パント

良いお天気が続いたイースターホリデー。久しぶりに遠出してケンブリッジ(Cambridge)へ行ってきました。学生の頃に一度だけ行ったことのあるケンブリッジですが、残念なことに観光でさらっと歩いただけなので記憶はかなり薄いんですよね。なので新鮮でした。

さて、ケンブリッジなどで有名な『パント(Punt)』。パントとは平らな船底の四角い小舟のことで、今は観光客相手にこのパントを使用した舟遊び(パンティング)があります。語源辞典によれば、パントとはおそらくブリティッシュラテン語(British Latin)、つまりローマ時代にイングランドで話されていた俗ラテン語の「Ponto(平底ボート)」に由来し、1500年頃に古英語の「pontem」として残っていた言葉、あるいは古フランス語から入った同属の言葉であると考えられているそうです。
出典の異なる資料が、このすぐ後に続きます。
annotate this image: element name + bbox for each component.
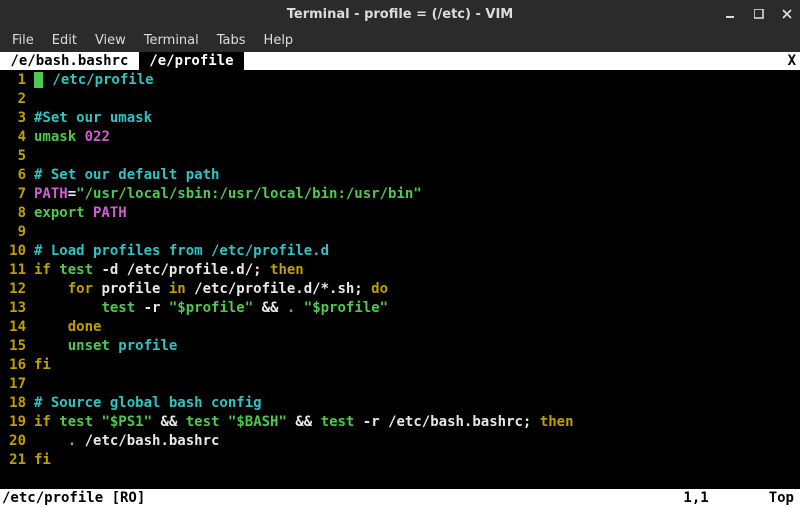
lineno: 8 (0, 204, 28, 223)
line-19: 19 if test "$PS1" && test "$BASH" && tes… (0, 413, 800, 432)
maximize-icon[interactable] (752, 7, 766, 21)
menu-tabs[interactable]: Tabs (209, 31, 254, 50)
menu-view[interactable]: View (87, 31, 134, 50)
comment: # Set our default path (28, 166, 219, 185)
line-8: 8 export PATH (0, 204, 800, 223)
lineno: 12 (0, 280, 28, 299)
line-5: 5 (0, 147, 800, 166)
tab-close-icon[interactable]: X (784, 52, 800, 70)
line-16: 16 fi (0, 356, 800, 375)
line-3: 3 #Set our umask (0, 109, 800, 128)
menu-help[interactable]: Help (256, 31, 302, 50)
menu-terminal[interactable]: Terminal (136, 31, 207, 50)
lineno: 18 (0, 394, 28, 413)
lineno: 20 (0, 432, 28, 451)
status-position: 1,1 (683, 489, 768, 507)
lineno: 14 (0, 318, 28, 337)
vim-tabline: /e/bash.bashrc /e/profile X (0, 52, 800, 70)
menu-edit[interactable]: Edit (44, 31, 85, 50)
lineno: 10 (0, 242, 28, 261)
line-13: 13 test -r "$profile" && . "$profile" (0, 299, 800, 318)
lineno: 4 (0, 128, 28, 147)
line-11: 11 if test -d /etc/profile.d/; then (0, 261, 800, 280)
lineno: 2 (0, 90, 28, 109)
line-1: 1 /etc/profile (0, 71, 800, 90)
minimize-icon[interactable] (724, 7, 738, 21)
lineno: 5 (0, 147, 28, 166)
close-icon[interactable] (780, 7, 794, 21)
line-6: 6 # Set our default path (0, 166, 800, 185)
line-18: 18 # Source global bash config (0, 394, 800, 413)
line-15: 15 unset profile (0, 337, 800, 356)
lineno: 16 (0, 356, 28, 375)
lineno: 17 (0, 375, 28, 394)
line-20: 20 . /etc/bash.bashrc (0, 432, 800, 451)
line-12: 12 for profile in /etc/profile.d/*.sh; d… (0, 280, 800, 299)
vim-statusbar: /etc/profile [RO] 1,1 Top (0, 489, 800, 507)
terminal-window: Terminal - profile = (/etc) - VIM File E… (0, 0, 800, 507)
comment: # Load profiles from /etc/profile.d (28, 242, 329, 261)
window-title: Terminal - profile = (/etc) - VIM (287, 7, 513, 22)
line-9: 9 (0, 223, 800, 242)
cursor-icon (34, 72, 43, 88)
lineno: 3 (0, 109, 28, 128)
lineno: 11 (0, 261, 28, 280)
lineno: 21 (0, 451, 28, 470)
line-4: 4 umask 022 (0, 128, 800, 147)
line-14: 14 done (0, 318, 800, 337)
lineno: 19 (0, 413, 28, 432)
tab-bashrc[interactable]: /e/bash.bashrc (0, 52, 139, 70)
status-scroll: Top (769, 489, 798, 507)
line-2: 2 (0, 90, 800, 109)
line-10: 10 # Load profiles from /etc/profile.d (0, 242, 800, 261)
editor-area[interactable]: 1 /etc/profile 2 3 #Set our umask 4 umas… (0, 70, 800, 489)
titlebar: Terminal - profile = (/etc) - VIM (0, 0, 800, 28)
menubar: File Edit View Terminal Tabs Help (0, 28, 800, 52)
line-21: 21 fi (0, 451, 800, 470)
status-file: /etc/profile [RO] (2, 489, 683, 507)
lineno: 15 (0, 337, 28, 356)
tab-fill (244, 52, 784, 70)
menu-file[interactable]: File (4, 31, 42, 50)
lineno: 1 (0, 71, 28, 90)
lineno: 13 (0, 299, 28, 318)
line-17: 17 (0, 375, 800, 394)
comment: # Source global bash config (28, 394, 262, 413)
tab-profile[interactable]: /e/profile (139, 52, 244, 70)
lineno: 7 (0, 185, 28, 204)
comment: #Set our umask (28, 109, 152, 128)
lineno: 9 (0, 223, 28, 242)
window-controls (724, 0, 794, 28)
line-7: 7 PATH="/usr/local/sbin:/usr/local/bin:/… (0, 185, 800, 204)
lineno: 6 (0, 166, 28, 185)
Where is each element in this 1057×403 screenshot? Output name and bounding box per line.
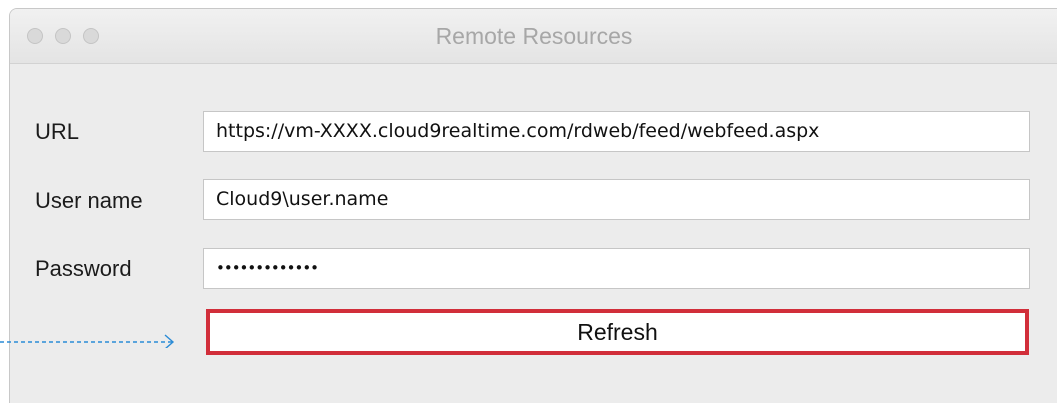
url-label: URL [35, 119, 80, 144]
refresh-button[interactable]: Refresh [206, 309, 1029, 355]
username-label: User name [35, 188, 143, 213]
username-field[interactable]: Cloud9\user.name [203, 179, 1030, 220]
window-title: Remote Resources [435, 23, 633, 49]
url-field[interactable]: https://vm-XXXX.cloud9realtime.com/rdweb… [203, 111, 1030, 152]
password-field[interactable]: ••••••••••••• [203, 248, 1030, 289]
pointer-arrow-icon [0, 334, 175, 348]
password-label: Password [35, 256, 132, 281]
title-bar: Remote Resources [10, 9, 1057, 64]
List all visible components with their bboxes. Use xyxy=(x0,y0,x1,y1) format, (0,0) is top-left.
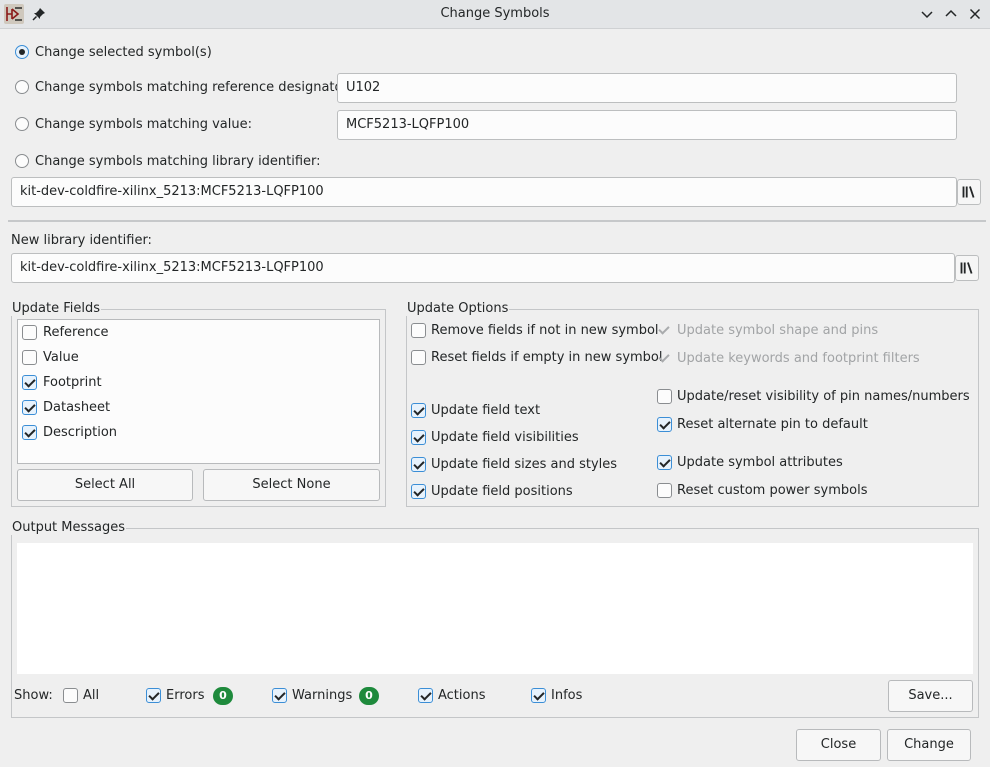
field-reference-label: Reference xyxy=(43,325,109,340)
power-symbols-checkbox[interactable] xyxy=(657,483,672,498)
alt-pin-label: Reset alternate pin to default xyxy=(677,417,868,432)
radio-match-value[interactable] xyxy=(15,117,29,131)
show-all-label: All xyxy=(83,688,100,703)
remove-fields-label: Remove fields if not in new symbol xyxy=(431,323,659,338)
keywords-checkbox xyxy=(657,351,672,366)
show-errors-checkbox[interactable] xyxy=(146,688,161,703)
field-value-label: Value xyxy=(43,350,79,365)
field-value-checkbox[interactable] xyxy=(22,350,37,365)
separator xyxy=(8,220,986,222)
pin-visibility-checkbox[interactable] xyxy=(657,389,672,404)
radio-match-value-label: Change symbols matching value: xyxy=(35,117,252,132)
field-sizes-label: Update field sizes and styles xyxy=(431,457,618,472)
field-footprint-checkbox[interactable] xyxy=(22,375,37,390)
library-browse-icon-new[interactable] xyxy=(955,255,979,281)
output-messages-title: Output Messages xyxy=(11,520,127,535)
radio-change-selected-label: Change selected symbol(s) xyxy=(35,45,212,60)
show-errors-label: Errors xyxy=(166,688,205,703)
new-lib-id-input[interactable]: kit-dev-coldfire-xilinx_5213:MCF5213-LQF… xyxy=(11,253,955,283)
field-positions-label: Update field positions xyxy=(431,484,573,499)
reset-empty-checkbox[interactable] xyxy=(411,350,426,365)
chevron-up-icon[interactable] xyxy=(943,6,959,22)
reset-empty-label: Reset fields if empty in new symbol xyxy=(431,350,663,365)
show-all-checkbox[interactable] xyxy=(63,688,78,703)
symbol-attributes-checkbox[interactable] xyxy=(657,455,672,470)
radio-match-lib-id[interactable] xyxy=(15,154,29,168)
radio-match-reference-label: Change symbols matching reference design… xyxy=(35,80,352,95)
radio-change-selected[interactable] xyxy=(15,45,29,59)
change-button[interactable]: Change xyxy=(887,729,971,761)
errors-count-badge: 0 xyxy=(213,687,233,705)
field-sizes-checkbox[interactable] xyxy=(411,457,426,472)
radio-match-reference[interactable] xyxy=(15,80,29,94)
show-warnings-label: Warnings xyxy=(292,688,353,703)
show-infos-checkbox[interactable] xyxy=(531,688,546,703)
field-description-checkbox[interactable] xyxy=(22,425,37,440)
field-visibilities-checkbox[interactable] xyxy=(411,430,426,445)
field-text-checkbox[interactable] xyxy=(411,403,426,418)
symbol-shape-label: Update symbol shape and pins xyxy=(677,323,879,338)
output-messages-panel[interactable] xyxy=(17,543,973,674)
lib-id-match-input[interactable]: kit-dev-coldfire-xilinx_5213:MCF5213-LQF… xyxy=(11,177,957,207)
field-description-label: Description xyxy=(43,425,118,440)
radio-match-lib-id-label: Change symbols matching library identifi… xyxy=(35,154,321,169)
field-text-label: Update field text xyxy=(431,403,541,418)
select-none-button[interactable]: Select None xyxy=(203,469,380,501)
power-symbols-label: Reset custom power symbols xyxy=(677,483,868,498)
field-reference-checkbox[interactable] xyxy=(22,325,37,340)
field-datasheet-label: Datasheet xyxy=(43,400,111,415)
select-all-button[interactable]: Select All xyxy=(17,469,193,501)
show-warnings-checkbox[interactable] xyxy=(272,688,287,703)
warnings-count-badge: 0 xyxy=(359,687,379,705)
pin-visibility-label: Update/reset visibility of pin names/num… xyxy=(677,389,970,404)
library-browse-icon[interactable] xyxy=(957,179,981,205)
reference-input[interactable]: U102 xyxy=(337,73,957,103)
show-actions-label: Actions xyxy=(438,688,486,703)
show-label: Show: xyxy=(14,688,53,703)
close-button[interactable]: Close xyxy=(796,729,881,761)
value-input[interactable]: MCF5213-LQFP100 xyxy=(337,110,957,140)
symbol-attributes-label: Update symbol attributes xyxy=(677,455,843,470)
field-footprint-label: Footprint xyxy=(43,375,102,390)
field-visibilities-label: Update field visibilities xyxy=(431,430,579,445)
new-lib-label: New library identifier: xyxy=(11,233,152,248)
keywords-label: Update keywords and footprint filters xyxy=(677,351,920,366)
field-positions-checkbox[interactable] xyxy=(411,484,426,499)
show-infos-label: Infos xyxy=(551,688,583,703)
update-options-title: Update Options xyxy=(406,301,510,316)
update-fields-title: Update Fields xyxy=(11,301,101,316)
alt-pin-checkbox[interactable] xyxy=(657,417,672,432)
window-title: Change Symbols xyxy=(440,6,550,21)
remove-fields-checkbox[interactable] xyxy=(411,323,426,338)
close-icon[interactable] xyxy=(967,6,983,22)
chevron-down-icon[interactable] xyxy=(919,6,935,22)
symbol-shape-checkbox xyxy=(657,323,672,338)
show-actions-checkbox[interactable] xyxy=(418,688,433,703)
save-messages-button[interactable]: Save... xyxy=(888,680,973,712)
field-datasheet-checkbox[interactable] xyxy=(22,400,37,415)
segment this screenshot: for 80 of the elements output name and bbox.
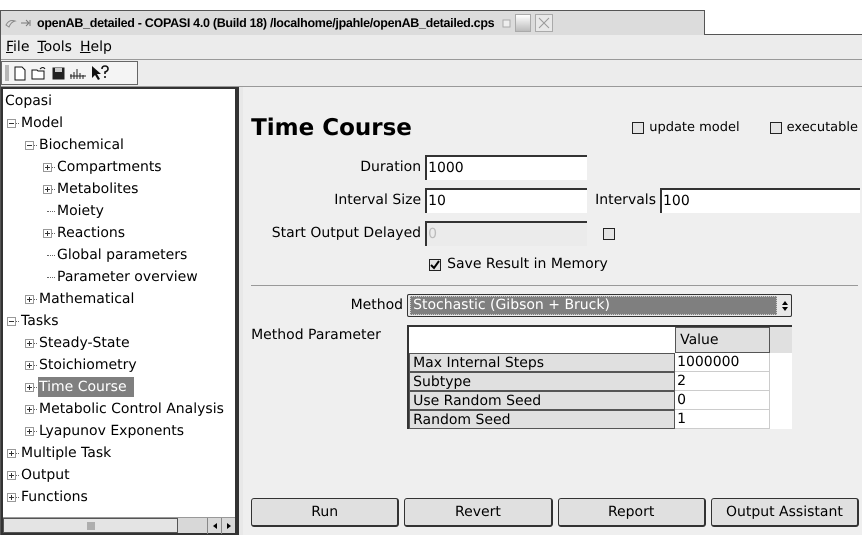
page-title: Time Course	[251, 114, 413, 143]
field-label: Method Parameter	[251, 326, 382, 345]
tree-item[interactable]: Biochemical	[38, 135, 125, 155]
table-cell: 1000000	[675, 353, 770, 372]
button[interactable]: Run	[251, 498, 400, 527]
row-header[interactable]: Max Internal Steps	[409, 353, 676, 372]
collapse-icon[interactable]	[7, 316, 16, 326]
checkbox[interactable]	[429, 258, 442, 270]
tree-item[interactable]: Mathematical	[38, 289, 136, 309]
app-icon	[5, 18, 17, 28]
button[interactable]: Report	[558, 498, 706, 527]
field-label: Start Output Delayed	[270, 224, 422, 243]
expand-icon[interactable]	[25, 382, 34, 392]
expand-icon[interactable]	[43, 184, 52, 194]
input-field[interactable]: 100	[660, 188, 860, 213]
tree-item[interactable]: Metabolic Control Analysis	[38, 399, 225, 419]
new-file-icon[interactable]	[14, 66, 26, 80]
expand-icon[interactable]	[43, 228, 52, 238]
table-cell: 1	[675, 410, 770, 429]
expand-icon[interactable]	[7, 448, 16, 458]
checkbox[interactable]	[632, 122, 644, 134]
button[interactable]: Output Assistant	[710, 498, 860, 527]
save-icon[interactable]	[52, 66, 65, 80]
expand-icon[interactable]	[25, 338, 34, 348]
field-label: Method	[350, 296, 404, 315]
checkbox-label: update model	[649, 119, 740, 138]
field-label: Intervals	[595, 191, 656, 210]
expand-icon[interactable]	[43, 162, 52, 172]
tree-item[interactable]: Steady-State	[38, 333, 131, 353]
tree-item[interactable]: Compartments	[56, 157, 163, 177]
tree-item[interactable]: Time Course	[38, 377, 134, 397]
expand-icon[interactable]	[25, 294, 34, 304]
table-cell: 0	[675, 391, 770, 410]
tree-item[interactable]: Metabolites	[56, 179, 140, 199]
window-title: openAB_detailed - COPASI 4.0 (Build 18) /localhome/jpahle/openAB_detailed.cps	[37, 14, 494, 32]
table-cell: 2	[675, 372, 770, 391]
row-header[interactable]: Use Random Seed	[409, 391, 676, 410]
button[interactable]: Revert	[404, 498, 553, 527]
open-folder-icon[interactable]	[31, 66, 47, 80]
field-label: Duration	[359, 158, 422, 177]
field-label: Interval Size	[333, 191, 422, 210]
scrollbar-thumb[interactable]	[3, 518, 178, 533]
dropdown[interactable]: Stochastic (Gibson + Bruck)	[407, 294, 792, 317]
checkbox[interactable]	[770, 122, 782, 134]
row-header[interactable]: Random Seed	[409, 410, 676, 429]
menu-item[interactable]: File	[5, 36, 30, 58]
tree-item[interactable]: Reactions	[56, 223, 126, 243]
expand-icon[interactable]	[7, 492, 16, 502]
tree-item[interactable]: Output	[20, 465, 71, 485]
network-icon[interactable]	[70, 66, 86, 80]
menu-item[interactable]: Help	[78, 36, 113, 58]
tree-item[interactable]: Copasi	[3, 90, 52, 112]
table-header-background	[770, 327, 792, 353]
tree-item[interactable]: Parameter overview	[56, 267, 199, 287]
tree-item[interactable]: Global parameters	[56, 245, 188, 265]
menu-item[interactable]: Tools	[36, 36, 73, 58]
dropdown-value: Stochastic (Gibson + Bruck)	[410, 296, 778, 315]
checkbox-label: executable	[786, 119, 858, 138]
tree-item[interactable]: Functions	[20, 487, 89, 507]
tree-item[interactable]: Stoichiometry	[38, 355, 138, 375]
column-header[interactable]: Value	[675, 327, 770, 353]
toolbar-grip-icon	[5, 65, 9, 81]
expand-icon[interactable]	[25, 404, 34, 414]
collapse-icon[interactable]	[7, 118, 16, 128]
input-field[interactable]: 10	[425, 188, 588, 213]
expand-icon[interactable]	[25, 426, 34, 436]
expand-icon[interactable]	[25, 360, 34, 370]
checkbox-label: Save Result in Memory	[447, 255, 608, 274]
tree-item[interactable]: Tasks	[20, 311, 60, 331]
tree-item[interactable]: Multiple Task	[20, 443, 112, 463]
expand-icon[interactable]	[7, 470, 16, 480]
pin-icon[interactable]	[21, 18, 33, 28]
row-header[interactable]: Subtype	[409, 372, 676, 391]
tree-item[interactable]: Lyapunov Exponents	[38, 421, 186, 441]
tree-item[interactable]: Model	[20, 113, 64, 133]
help-pointer-icon[interactable]	[91, 65, 109, 81]
tree-item[interactable]: Moiety	[56, 201, 105, 221]
horizontal-scrollbar[interactable]	[3, 517, 236, 533]
collapse-icon[interactable]	[25, 140, 34, 150]
input-field[interactable]: 1000	[425, 155, 588, 180]
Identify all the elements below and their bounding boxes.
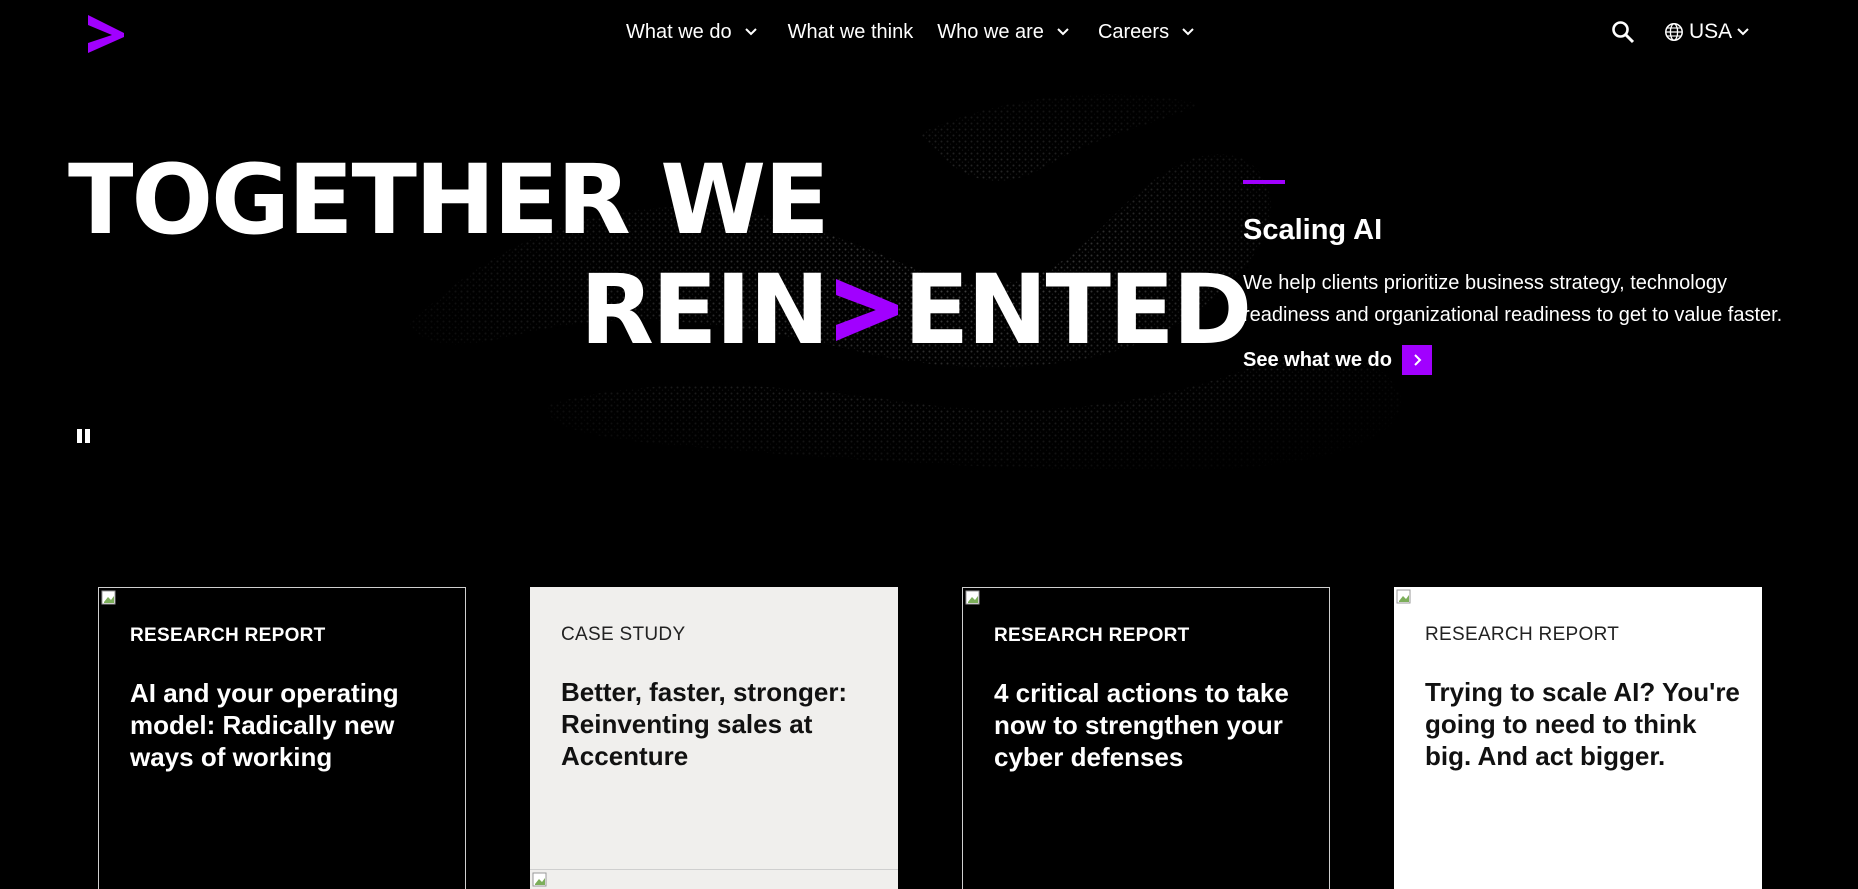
nav-item-label: Careers: [1097, 20, 1170, 43]
nav-item-careers[interactable]: Careers: [1098, 21, 1195, 44]
card-type-label: RESEARCH REPORT: [994, 625, 1190, 646]
pause-animation-button[interactable]: [76, 427, 92, 445]
feature-link-label: See what we do: [1243, 348, 1392, 371]
content-card[interactable]: CASE STUDY Better, faster, stronger: Rei…: [530, 587, 898, 889]
card-title: 4 critical actions to take now to streng…: [994, 678, 1289, 772]
card-title: AI and your operating model: Radically n…: [130, 678, 399, 772]
nav-item-label: What we think: [787, 20, 914, 43]
broken-image-icon: [532, 872, 547, 887]
feature-title: Scaling AI: [1243, 214, 1383, 246]
content-card[interactable]: RESEARCH REPORT Trying to scale AI? You'…: [1394, 587, 1762, 889]
headline-part-after: ENTED: [903, 254, 1253, 366]
nav-item-who-we-are[interactable]: Who we are: [937, 21, 1070, 44]
accent-greater-than-icon: [835, 279, 898, 341]
nav-item-label: Who we are: [937, 20, 1044, 43]
broken-image-icon: [101, 590, 116, 605]
headline-part-before: REIN: [580, 254, 830, 366]
chevron-down-icon: [1182, 28, 1194, 36]
hero-headline-line-2: REIN ENTED: [580, 254, 1253, 366]
card-type-label: RESEARCH REPORT: [130, 625, 326, 646]
card-title: Trying to scale AI? You're going to need…: [1425, 677, 1740, 771]
chevron-down-icon: [744, 28, 757, 36]
broken-image-icon: [1396, 589, 1411, 604]
card-type-label: CASE STUDY: [561, 624, 686, 645]
pause-icon: [77, 429, 82, 443]
hero-headline-line-1: TOGETHER WE: [68, 144, 830, 256]
nav-utilities: USA: [1610, 16, 1750, 48]
content-card[interactable]: RESEARCH REPORT 4 critical actions to ta…: [962, 587, 1330, 889]
nav-item-label: What we do: [626, 20, 732, 43]
content-card[interactable]: RESEARCH REPORT AI and your operating mo…: [98, 587, 466, 889]
card-image: [530, 869, 898, 889]
accenture-logo[interactable]: [82, 13, 126, 55]
card-title: Better, faster, stronger: Reinventing sa…: [561, 677, 848, 771]
nav-item-what-we-think[interactable]: What we think: [788, 21, 914, 44]
country-selector[interactable]: USA: [1664, 20, 1750, 44]
chevron-down-icon: [1057, 28, 1069, 36]
top-navigation: What we do What we think Who we are Care…: [0, 0, 1858, 64]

このパント、ケンブリッジやオックスフォードなどでみられることから、私はてっきりこちらが発祥なのかなと思っていましたが、もともとは貨物の運搬・鳥撃ち・釣りを目的としてテムズ川で使用されていたものなのだそうです。そういわれて見れば、確かに床板が平らで荷物を運ぶには適していますね。通常の舟にみられるようなキール(keel)とよばれる舟底の中心を船首から船尾へと貫く背骨のような部分がなく、舟底が平らなことから浅瀬の川にも適しているようです。

パントがケンブリッジに初めてもたらされたのは、1903年にケンブリッジ出身のモーリス・ジャック・スクーダエ(Maurice Jack Scudae; -1938)という人物が、ボート製造の見習い期間中にケンブリッジで最初のパントを建造したことだと言われています。彼は1910年にパンティングの会社(Scudamore’s Punting Company)を設立し、娯楽の「プレジャーパント」として地元の人々や学生に受け入れられたことから人気が高まったそうです。ケンブリッジではパンターと呼ばれる船頭がティルと呼ばれるデッキに立ち、棹で川底を突いて操縦するのが特徴。穏やかな流れの川の上で、ゆったりと進むパントは、ただ眺めていてもなんとも優雅な気分に浸れますね。人気が出たのも納得です。